Я был когда-то здесь. Меня здесь больше нет.
В Разъезжей улице у Пятого угла.
1974
Пять сонетов к одиночеству
I.
Я слышу всё одну и ту же фразу.
Всего глупей, что даже и во сне,
уподобляясь вражескому джазу,
мой слух импровизирует во мне.
Зачем Господь даёт сначала память,
а не склероз? К чему сей диамат?
Шесть слов как будто нищему на паперть
ты бросила, – вот объективный факт.
И по ночам, днём, утром, час за часом,
от мозга моего неотделим,
то глухо, как придавленный матрасом,
то как в казарме, пьяный в пух и дым,
твой голос повторяет раз за разом:
«Мне тяжелей, – ведь я лгала двоим…»
II.
«Мне тяжелей, – ведь я лгала двоим…»
На насыпи завыла электричка
и где был Крым, там сразу стал Нарым,
и навалилась ночь-алкоголичка.
Я всё еще пытался по привычке
пробить с налёту штукатурку слов,
грыз кирпичи, перебирал отмычки, —
но был из победита их покров.
А в поле за последними домами,
где обрывался гад-микрорайон,
уже клубился дым, уже тенями
он наползал на нас, он был как сон,
в котором задыхался я ночами
десятки раз, предчувствием смятен.
III.
Десятки раз, предчувствием смятен,
во сне я видел наш последний вечер
и гад-микрорайон. И он и он
как Бегемот мне прыгали на плечи,
и зажигал фаллические свечи
знакомый мне по пьянкам сукин сын
и начинались поцелуи, речи
каких-то несоветских образин,
и снилось мне, что твоему отказу
я отвечаю залпом в абажур,
где то ли Бегемот, то ли Амур
качается, в меня швыряя вазу,
и каждый раз кончался этот сюр
дурацкой фразой: «Коли так, то – сразу…»
IV.
Дурацкой фразой: «Коли так, то – сразу…»
я бредил наяву. Я думал, я помру.
Как ржавый флюгер утром на ветру
над бездной улиц, полных диабаза,
я сковырнусь, – и книзу головой.
И эту жизнь с ее пустыми днями,
чтоб ног твоих не вспоминать плечами,
я разобью о камни мостовой.
И вот – свершилось. Злее час от часу
меня терзает голос дорогой.
Но в общем-то я всё еще живой,
еще хозяин и душе и мясу,
и буковок я не рассыпал строй,
но взяв в ладонь, поднёс поближе к глазу.
V.
Но взяв в ладонь, поднёс поближе к глазу
я дуру-мысль о дезертирстве в ночь
и повертев, её отбросил прочь
и сапогами затоптал заразу.
Лишь память не сумел я превозмочь.
Тут все мои старания ни к чёрту.
Слова твои во мне еще не стёрты.
Особенно, когда приходит ночь…
Ну ладно, значит снова без тебя.
Днём. Утром. Вечером. Все чаще. Все привычней.
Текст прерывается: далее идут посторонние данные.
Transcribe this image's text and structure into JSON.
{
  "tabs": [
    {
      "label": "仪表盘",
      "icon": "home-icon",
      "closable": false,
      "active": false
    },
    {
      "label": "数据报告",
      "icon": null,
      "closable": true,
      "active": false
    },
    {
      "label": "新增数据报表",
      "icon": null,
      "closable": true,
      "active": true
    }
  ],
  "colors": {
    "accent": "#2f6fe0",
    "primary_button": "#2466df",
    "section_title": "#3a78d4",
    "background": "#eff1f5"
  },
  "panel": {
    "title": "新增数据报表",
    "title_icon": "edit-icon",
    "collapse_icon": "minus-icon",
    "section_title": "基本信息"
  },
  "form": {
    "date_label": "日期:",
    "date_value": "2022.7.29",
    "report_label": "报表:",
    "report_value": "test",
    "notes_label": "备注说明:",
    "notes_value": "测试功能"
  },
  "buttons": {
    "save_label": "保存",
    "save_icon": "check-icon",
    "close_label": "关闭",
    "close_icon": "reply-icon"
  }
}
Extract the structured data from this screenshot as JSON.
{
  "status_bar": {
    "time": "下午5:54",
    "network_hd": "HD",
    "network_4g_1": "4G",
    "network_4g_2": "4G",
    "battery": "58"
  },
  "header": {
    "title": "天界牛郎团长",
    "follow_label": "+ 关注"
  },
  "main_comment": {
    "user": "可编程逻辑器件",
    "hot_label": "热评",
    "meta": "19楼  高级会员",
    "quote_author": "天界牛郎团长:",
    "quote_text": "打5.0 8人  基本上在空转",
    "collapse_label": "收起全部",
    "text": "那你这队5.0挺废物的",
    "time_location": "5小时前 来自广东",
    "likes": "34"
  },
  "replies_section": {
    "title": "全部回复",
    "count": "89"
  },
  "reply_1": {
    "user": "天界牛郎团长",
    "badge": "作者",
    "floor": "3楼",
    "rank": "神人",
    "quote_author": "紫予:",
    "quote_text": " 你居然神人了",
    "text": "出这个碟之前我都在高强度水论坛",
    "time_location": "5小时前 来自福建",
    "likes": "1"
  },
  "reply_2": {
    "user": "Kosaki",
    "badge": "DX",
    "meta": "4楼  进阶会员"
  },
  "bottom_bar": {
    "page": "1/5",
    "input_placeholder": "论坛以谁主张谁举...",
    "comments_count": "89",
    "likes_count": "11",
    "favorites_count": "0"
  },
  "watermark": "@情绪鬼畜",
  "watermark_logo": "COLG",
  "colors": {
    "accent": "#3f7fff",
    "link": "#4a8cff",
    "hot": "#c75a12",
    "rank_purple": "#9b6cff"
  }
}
Вот одиночество, дружок мой закадычный,
меня приветствует, по комнате скрипя
пустыми половицами. Надёжно
его присутствие. Ну ничего, жить можно.
1975
«Опять ноябрь. До гробовой доски…»
Посвящается Г. Г.
Опять ноябрь. До гробовой доски
видать, со мной пребудет это царство,
здесь, где вступают бывшие Пески
в Советских улиц полое пространство.
Как горек воздух в этом ноябре!
Мой квази-эго, надоевший Кастор,
по-менторски гундосит о добре,
о разной стоимости в табеле о кастах,
о том, что жизнь я понял не вполне,
а я, как зверь на перебитых ластах,
(ни ног, ни речи, – скованный вдвойне)
жду, чем всё это кончится.
Напрасно,
должно быть, жду.
Порой, надев пальто,
спускаюсь вниз, во двор, на воздух, в стих, —
эй, кто-нибудь! хоть кто-нибудь, хоть кто…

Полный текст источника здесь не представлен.